Oregon Churches Sue In Federal Court Over Limits On Religious Gatherings
Two Southern Oregon churches claim the state's limits on the size of religious gatherings amid the ongoing coronavirus pandemic violate their constitutionally protected rights to free speech.
Under an executive order, Oregon Gov. Kate Brown has limited the size of in-person religious gatherings to 25 people.
The churches, Edgewater Christian Fellowship in Josephine County and the Roseburg Church of God of Prophecy in Douglas County, said the governor's executive order — which the lawsuit dubs the "Religious Assembly Ban" — is "irrational and unconstitutional."
The lawsuit comes as President Donald Trump has demanded governors across the country to allow houses to worship to reopen. In Oregon, a separate lawsuit, also from a group of churches and Eastern Oregon officials, is before the state's Supreme Court. It argues Brown has exceeded her authority under state law and must go to the Oregon Legislature to keep her executive orders in place.

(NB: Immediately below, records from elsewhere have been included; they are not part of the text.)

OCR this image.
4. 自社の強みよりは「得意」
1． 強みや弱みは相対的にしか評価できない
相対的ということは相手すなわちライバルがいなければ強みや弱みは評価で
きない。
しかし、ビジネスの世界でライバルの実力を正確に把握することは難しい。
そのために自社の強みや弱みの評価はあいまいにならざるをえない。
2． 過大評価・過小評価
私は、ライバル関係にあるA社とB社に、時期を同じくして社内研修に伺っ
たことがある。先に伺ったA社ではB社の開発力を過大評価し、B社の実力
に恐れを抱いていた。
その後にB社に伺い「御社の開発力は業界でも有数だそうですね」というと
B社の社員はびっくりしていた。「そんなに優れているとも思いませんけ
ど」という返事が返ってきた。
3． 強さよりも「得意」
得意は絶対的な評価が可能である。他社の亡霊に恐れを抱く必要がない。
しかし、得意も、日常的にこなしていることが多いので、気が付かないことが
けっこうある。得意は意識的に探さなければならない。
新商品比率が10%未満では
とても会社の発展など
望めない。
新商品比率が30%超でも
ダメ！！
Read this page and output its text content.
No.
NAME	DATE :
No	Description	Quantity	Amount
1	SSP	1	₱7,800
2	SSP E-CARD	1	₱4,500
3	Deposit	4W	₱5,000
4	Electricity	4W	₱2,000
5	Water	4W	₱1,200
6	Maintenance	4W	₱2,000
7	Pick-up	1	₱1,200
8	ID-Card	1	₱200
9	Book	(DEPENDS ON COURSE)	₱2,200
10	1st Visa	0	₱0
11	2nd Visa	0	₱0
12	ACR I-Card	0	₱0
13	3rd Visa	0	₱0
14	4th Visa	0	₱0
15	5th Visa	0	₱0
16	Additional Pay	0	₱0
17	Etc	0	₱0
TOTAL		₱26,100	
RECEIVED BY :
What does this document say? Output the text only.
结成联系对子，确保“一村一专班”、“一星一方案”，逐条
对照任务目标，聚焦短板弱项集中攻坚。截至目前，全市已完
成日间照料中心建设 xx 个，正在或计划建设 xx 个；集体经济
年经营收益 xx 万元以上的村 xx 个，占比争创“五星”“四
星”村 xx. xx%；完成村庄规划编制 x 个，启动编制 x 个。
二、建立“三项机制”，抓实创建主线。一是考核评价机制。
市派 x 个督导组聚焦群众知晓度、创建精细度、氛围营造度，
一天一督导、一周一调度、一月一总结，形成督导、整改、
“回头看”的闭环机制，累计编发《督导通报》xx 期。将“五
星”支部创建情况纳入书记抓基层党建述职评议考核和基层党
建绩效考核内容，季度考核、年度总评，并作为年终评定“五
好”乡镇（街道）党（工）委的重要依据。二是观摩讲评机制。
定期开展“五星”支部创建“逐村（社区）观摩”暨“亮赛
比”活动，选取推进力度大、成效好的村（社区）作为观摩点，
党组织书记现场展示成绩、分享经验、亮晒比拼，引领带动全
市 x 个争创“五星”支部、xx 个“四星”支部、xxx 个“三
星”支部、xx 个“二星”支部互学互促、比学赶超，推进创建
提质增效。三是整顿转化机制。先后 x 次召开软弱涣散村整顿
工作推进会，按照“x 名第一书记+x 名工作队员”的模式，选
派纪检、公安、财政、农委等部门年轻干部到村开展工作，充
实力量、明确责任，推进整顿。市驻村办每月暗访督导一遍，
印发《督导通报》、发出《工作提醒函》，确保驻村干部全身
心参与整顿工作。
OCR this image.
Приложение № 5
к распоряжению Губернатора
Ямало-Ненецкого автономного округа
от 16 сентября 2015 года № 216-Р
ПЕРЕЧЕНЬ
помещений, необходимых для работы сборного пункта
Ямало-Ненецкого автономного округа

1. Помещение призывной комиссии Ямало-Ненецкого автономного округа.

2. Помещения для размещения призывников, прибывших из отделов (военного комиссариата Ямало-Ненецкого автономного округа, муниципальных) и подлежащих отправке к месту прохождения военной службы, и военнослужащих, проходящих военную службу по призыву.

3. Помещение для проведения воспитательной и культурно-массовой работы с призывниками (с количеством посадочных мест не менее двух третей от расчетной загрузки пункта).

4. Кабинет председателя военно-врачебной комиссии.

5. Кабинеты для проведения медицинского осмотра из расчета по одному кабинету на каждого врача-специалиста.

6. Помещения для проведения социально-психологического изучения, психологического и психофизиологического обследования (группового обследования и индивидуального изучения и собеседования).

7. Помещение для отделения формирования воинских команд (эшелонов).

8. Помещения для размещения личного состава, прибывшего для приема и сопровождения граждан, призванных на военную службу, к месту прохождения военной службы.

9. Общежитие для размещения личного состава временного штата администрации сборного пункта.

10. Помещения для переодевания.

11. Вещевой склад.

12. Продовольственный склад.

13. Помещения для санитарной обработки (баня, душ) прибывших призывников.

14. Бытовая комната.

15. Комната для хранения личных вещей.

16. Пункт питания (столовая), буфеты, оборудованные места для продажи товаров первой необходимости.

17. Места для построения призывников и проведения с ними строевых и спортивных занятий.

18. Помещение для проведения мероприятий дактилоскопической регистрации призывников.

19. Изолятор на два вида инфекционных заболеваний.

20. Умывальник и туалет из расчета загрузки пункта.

The lawsuit in federal court is backed by the Alliance Defending Freedom, a Christian legal organization, which is representing the churches and their pastors. They point out that other parts of society, like restaurants and grocery stores, can operate at a greater capacity than houses of worship.
"In Douglas County, Oregon, Pastor [Robert] Miller may be jailed for going to church with twenty-five other people on a Sunday morning, but can join those same people and more at a dine-in restaurant for Sunday lunch with no penalty," the lawsuit states.
Some counties that are reopening, and their elected leaders, have chosen to back churches in opposing the governor's orders. Deschutes County leaders will gather this week to vote on an order specifically opposing restrictions on religious gatherings. The order would block county employees from assisting state agencies in enforcing the restrictions.
"Our community will exercise good and sound judgment as to how to gather to worship in a reasonably safe manner," the proposed Deschutes County order states.
The lawsuit names Brown as a defendant, as well as Oregon State Police Superintendent Travis Hampton, Oregon Health Authority Director Patrick Allen, Josephine County Sheriff David Daniel and Douglas County Sheriff John Hanlin.
"The problem is the governor is treating people in a secular setting one way, but if they happen to do the exact same act in a religious setting, then it becomes a problem," said Ryan Tucker, senior council at the Alliance Defending Freedom. "That's a constitutional issue that should concern really all of us."
The churches haven't met in-person since mid-March, the lawsuit states.
Edgewater Christian Fellowship and the Roseburg Church of God of Prophecy said the limited size allowed under the governor's order means there would be dozens of services to accommodate the size of their congregations, something they argue isn't practical. They also argue that some members of their congregation can't attend online services.
The churches said the Bible requires Christians to gather in-person to pray together and celebrate their faith, and that drive-in services and online services "do not fully meet the Bible's requirement."
"Crises do not suspend the Constitution and there is no legitimate, much less compelling, justification for banning church services of twenty-six or more even with social distancing and health and safety protocols while allowing gyms, restaurants, retail establishments, malls, and more to fill to social distancing capacity," the lawsuit argues.
The churches said they're hoping to hold larger services this coming Sunday. They also note in their lawsuit that they would follow social distancing guidelines, adding that the number of total known cases in Douglas and Josephine counties stands around 25 positive cases in each county since the outbreak began. There was also one COVID-19 death in Josephine County.
"Because the Governor’s order threatens significant jail time and penalties for anyone who meets for a church service in violation of her order, a temporary restraining order and injunction are necessary to preserve Plaintiffs’ constitutional rights," the lawsuit states.